The thoughts of boos are not valid in my world, as in life people like certain things and they dislike others, so in my food I try to keep a good selection of recipes by giving to people choice and variety. The variety I present is not coinciding myself to just one countries food but many, as I like the different ways people express their foods. This is why I have had such pleasure in producing so many recipes, as there is a whole world out there with many interesting foods that many of us know little about. This is why I set up my cooking page, I wanted to show to people that all came from different places in the world the choices that exist not solely through their own country but of many other countries.
The response I have gained from this approach is one that simply cant be categorized or grouped, it is something that is on its own and shines out to all those who view any recipe I produce.
The food I have produced over the past year has grown in leaps and bounds. I always think that once you have you have you reached a sustained level of excellence you will only want to improve on what you have already learnt and experienced. Much is the case with my cooking, I started off cooking simple yet elegant Italian recipes, to where I am now which is producing cakes with such an artistic outlook involved and also my new found desire to include fruit within each recipe I produce.
I hope by including fruit in my recipes I am showing to others that food can still taste aromatic, but it still will hold so much goodness within. I hope also that people will like these new and exciting fruit based recipes, in a way I am opening a door for people to view, a door to a world of food that if you want it to, it can enrich you and give to you all the familiar flavours you may have been used to, but you may not of known that fruit was a key part in making an average recipe into something that will really excite all the food lovers out there.

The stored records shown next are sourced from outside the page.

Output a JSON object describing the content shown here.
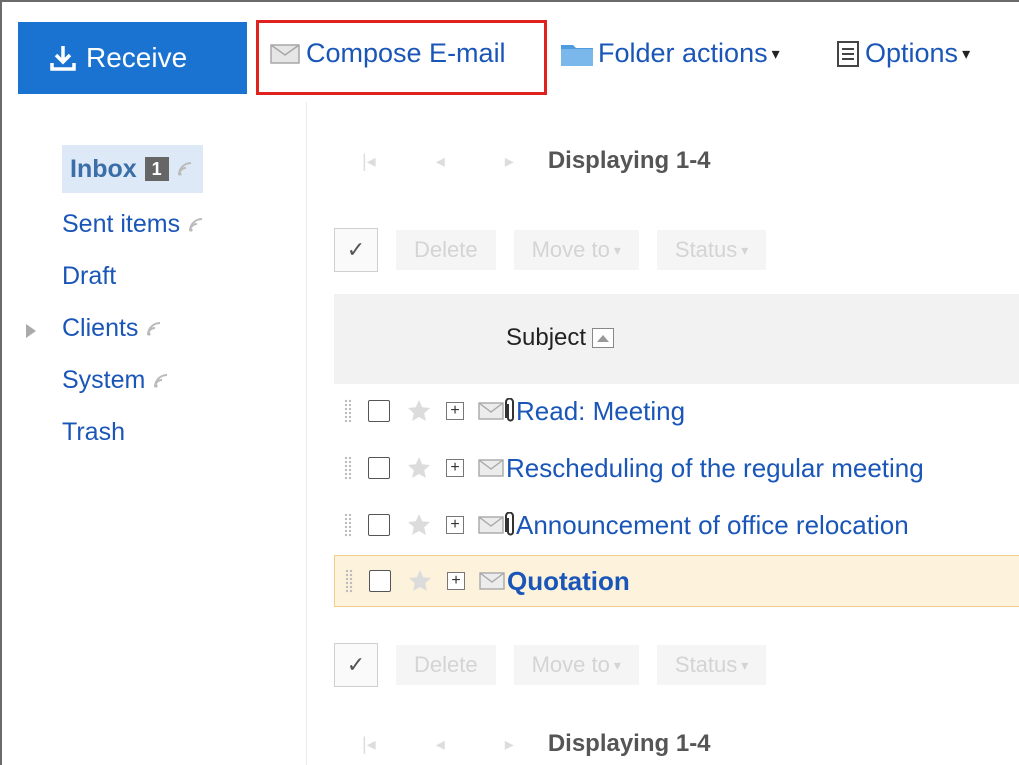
{
  "toolbar": {
    "receive_label": "Receive",
    "compose_label": "Compose E-mail",
    "folder_actions_label": "Folder actions",
    "options_label": "Options",
    "dropdown_glyph": "▾"
  },
  "sidebar": {
    "folders": [
      {
        "label": "Inbox",
        "badge": "1",
        "selected": true,
        "rss": true
      },
      {
        "label": "Sent items",
        "rss": true
      },
      {
        "label": "Draft",
        "rss": false
      },
      {
        "label": "Clients",
        "rss": true,
        "expandable": true
      },
      {
        "label": "System",
        "rss": true
      },
      {
        "label": "Trash",
        "rss": false
      }
    ]
  },
  "pager": {
    "first_glyph": "|◂",
    "prev_glyph": "◂",
    "next_glyph": "▸",
    "displaying": "Displaying 1-4"
  },
  "actions": {
    "select_all_glyph": "✓",
    "delete_label": "Delete",
    "move_to_label": "Move to",
    "status_label": "Status",
    "dropdown_glyph": "▾"
  },
  "list": {
    "subject_header": "Subject",
    "sort_glyph": "▲",
    "rows": [
      {
        "subject": "Read: Meeting",
        "attachment": true,
        "unread": false
      },
      {
        "subject": "Rescheduling of the regular meeting",
        "attachment": false,
        "unread": false
      },
      {
        "subject": "Announcement of office relocation",
        "attachment": true,
        "unread": false
      },
      {
        "subject": "Quotation",
        "attachment": false,
        "unread": true,
        "highlighted": true
      }
    ]
  },
  "colors": {
    "primary": "#1b73d1",
    "highlight_border": "#e0221f",
    "link": "#1a56b8",
    "selected_row": "#fdf2db"
  }
}
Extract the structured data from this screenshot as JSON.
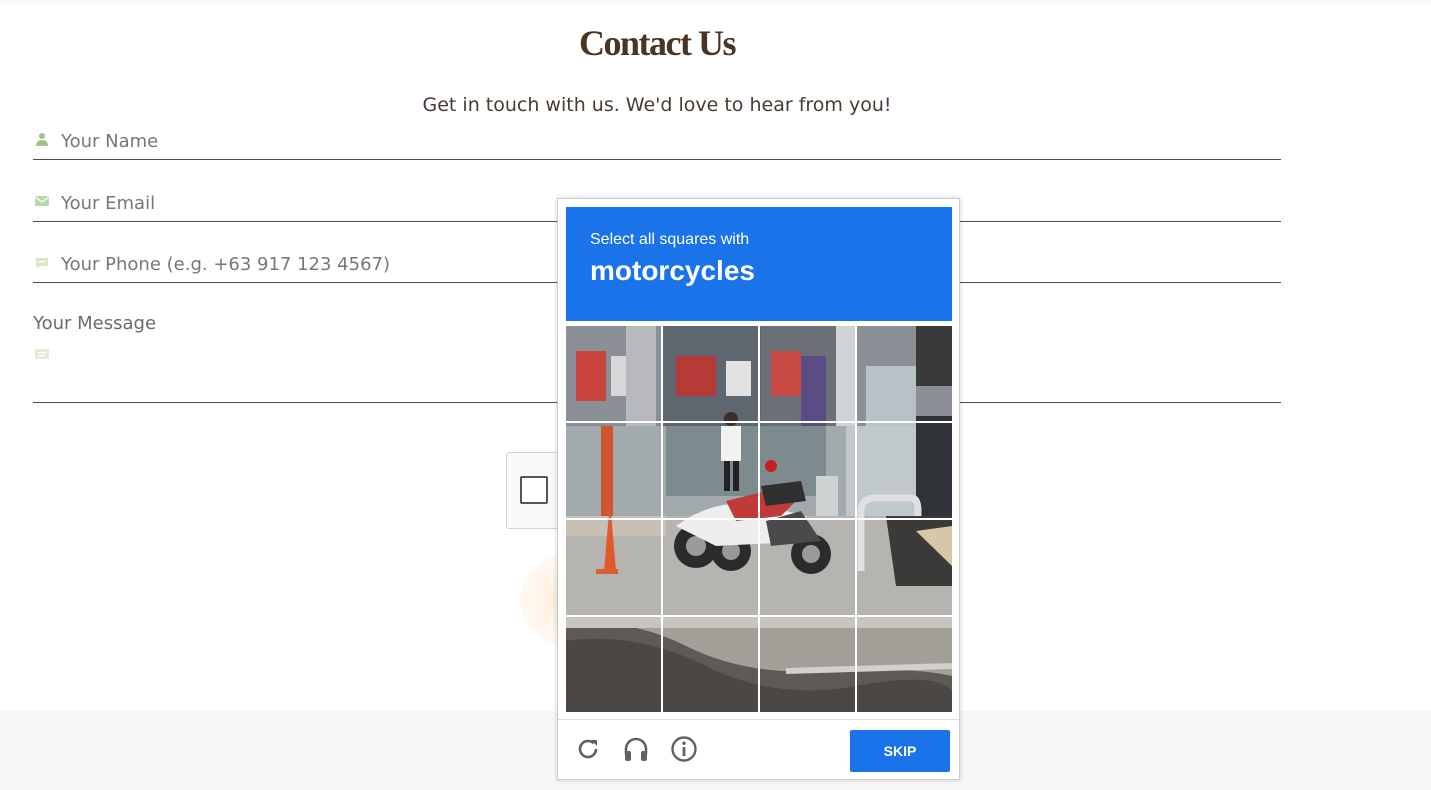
{
  "page": {
    "title": "Contact Us",
    "subtitle": "Get in touch with us. We'd love to hear from you!"
  },
  "form": {
    "name_placeholder": "Your Name",
    "email_placeholder": "Your Email",
    "phone_placeholder": "Your Phone (e.g. +63 917 123 4567)",
    "message_label": "Your Message",
    "icon_color": "#9ec48a"
  },
  "captcha": {
    "prompt_line1": "Select all squares with",
    "prompt_target": "motorcycles",
    "skip_label": "SKIP",
    "accent_color": "#1a73e8",
    "controls": [
      "reload-icon",
      "audio-headphones-icon",
      "info-icon"
    ],
    "grid_rows": 4,
    "grid_cols": 4
  }
}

I know too that I will not stop learning or improving in all I do, I’m always looking for the next recipe that will really open another door into cooking. As a child I would sit and watch hour upon hour of cooking shows on tv, my passion for cooking was inside me, hidden away from view but I knew in my heart I had to let it out, show others this passion and hopefully in doing this I would open up more as a person and I believe in all I have done I have become a better person for it.